照る葉の森から

旅や日常での出会いを、スケッチするように綴ります。それは絵であり人であり、etc・・・。その時々で心に残った事を、私の一枚として切り取ります。

ハッとするほどカッコいいオシャレさんに遭遇

先日オシャレについて書いた日、もの凄いオシャレさんを見かけた。

私の横を抜けて、颯爽と歩いてゆく人の後ろ姿にハッとした。プラチナブロンドに染めた短い髪を、マリンブルー地に赤と白が配されたスカーフで、後ろからヘアバンドのように巻き、前で結わえている。耳には、小さめの黒い輪っかのイヤリング。(多分)

やや短め丈のパンツの裾がゴムと気づき、アレっこの形はとウエストに目を向ければ、そこもゴムであった。柔らか素材の白いシャツブラウスの裾を、パンツに入れているので形がよくわかる。腰の部分の膨らみといい、まったくスエットパンツそのものに見える。

今、よく見かけるように、上衣の裾を前だけ中に入れ、横と後ろを外に流すスタイルなら、スエットパンツ感も緩和されるのだが、彼女の場合は違う。敢えてパンツの形を強調しているのかもしれない。だがそれは、少しも変ではなく、むしろカッコいい。素材はと遠目に観察すれば、綿かウールにポリエステル混紡(私の推測)のようだ。ちなみに色は濃紺。サルエルパンツなのかもしれない。

私はカッコ良さの秘密を探ろうと、スッスッと歩く彼女を追いかけて小走りになる。仕事に向かう途上なのか、彼女の歩き方はかなり速い。駅に着くまでの間、いかにも遅刻しそうで焦ってますとばかりに歩く私に比べ、上背もある彼女は歩幅も広いのか、急いでいるといった風も見せずに、これまたカッコ良く歩く。

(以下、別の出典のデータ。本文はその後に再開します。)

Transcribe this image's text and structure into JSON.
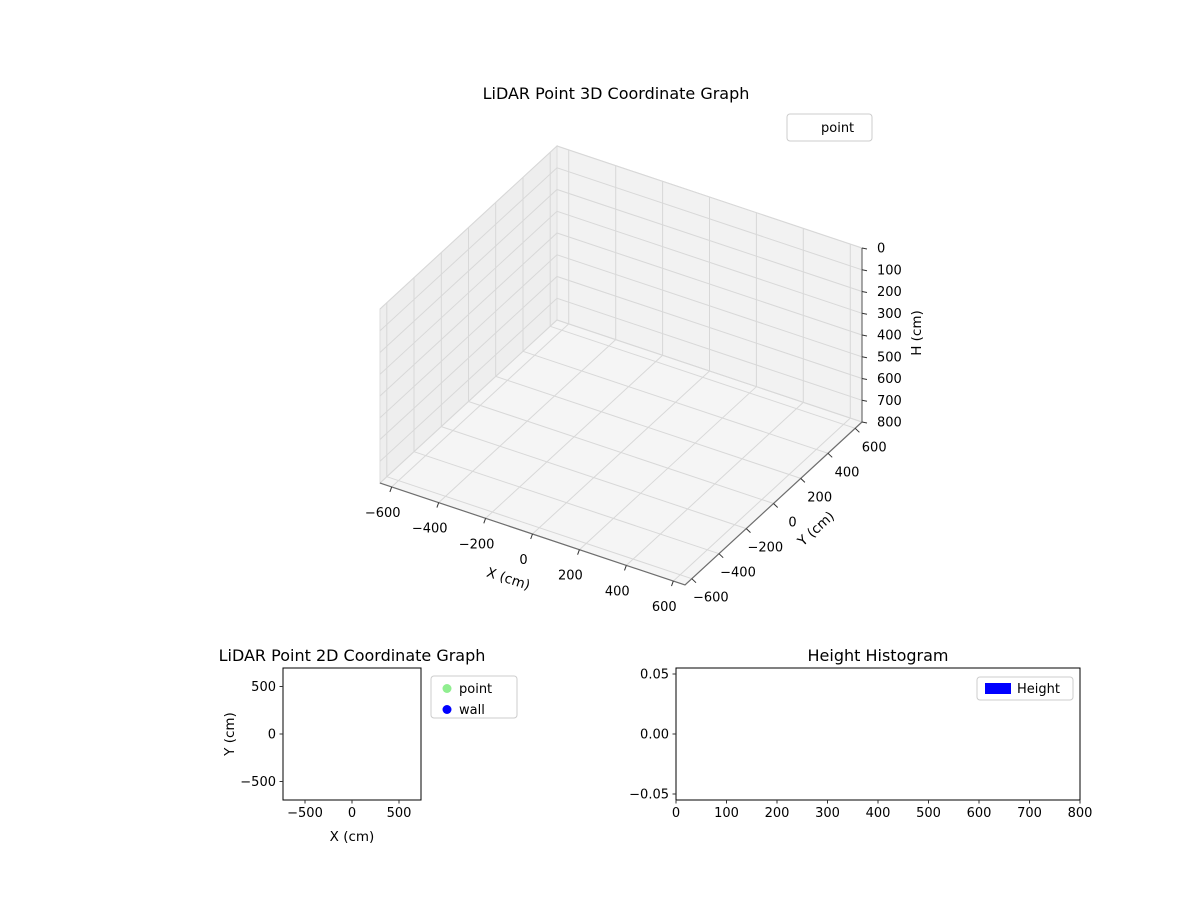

肩には、大ぶりの木綿のトートバックを掛けている。どんなデザインかまでは分からないが、横からは、赤と黒がちらちら見える。靴は、黒のガッチリとした、いわゆるオジサン靴だ。パンツの裾と靴の間からのぞいている靴下は、太い横縞で、黒と透けているような肌色だ。この靴下が、何ともオシャレっぽい。

この靴下と靴で、スエット風パンツを、グンと引き締めているのかなと、オシャレ探偵になったつもりの私は思う。それと、やはりあのヘアースタイルだ。上下でガッチリ押さえているからこそ、カッコ良さが漂っている。

大半の人は、いかにもスエットでございとなる形なのに、着る人によってこうも違うのだと、すっかり感心してしまった。きっと彼女には、スタイルがあるのだなと思う。そして彼女なら、どんなものでもカッコ良く着こなしてしまうに違いない。

駅への階段を降りてゆく彼女を見送りながら、ついこちらも、これから目指すのはカッコ良いオシャレだと気持ちが高揚してしまった。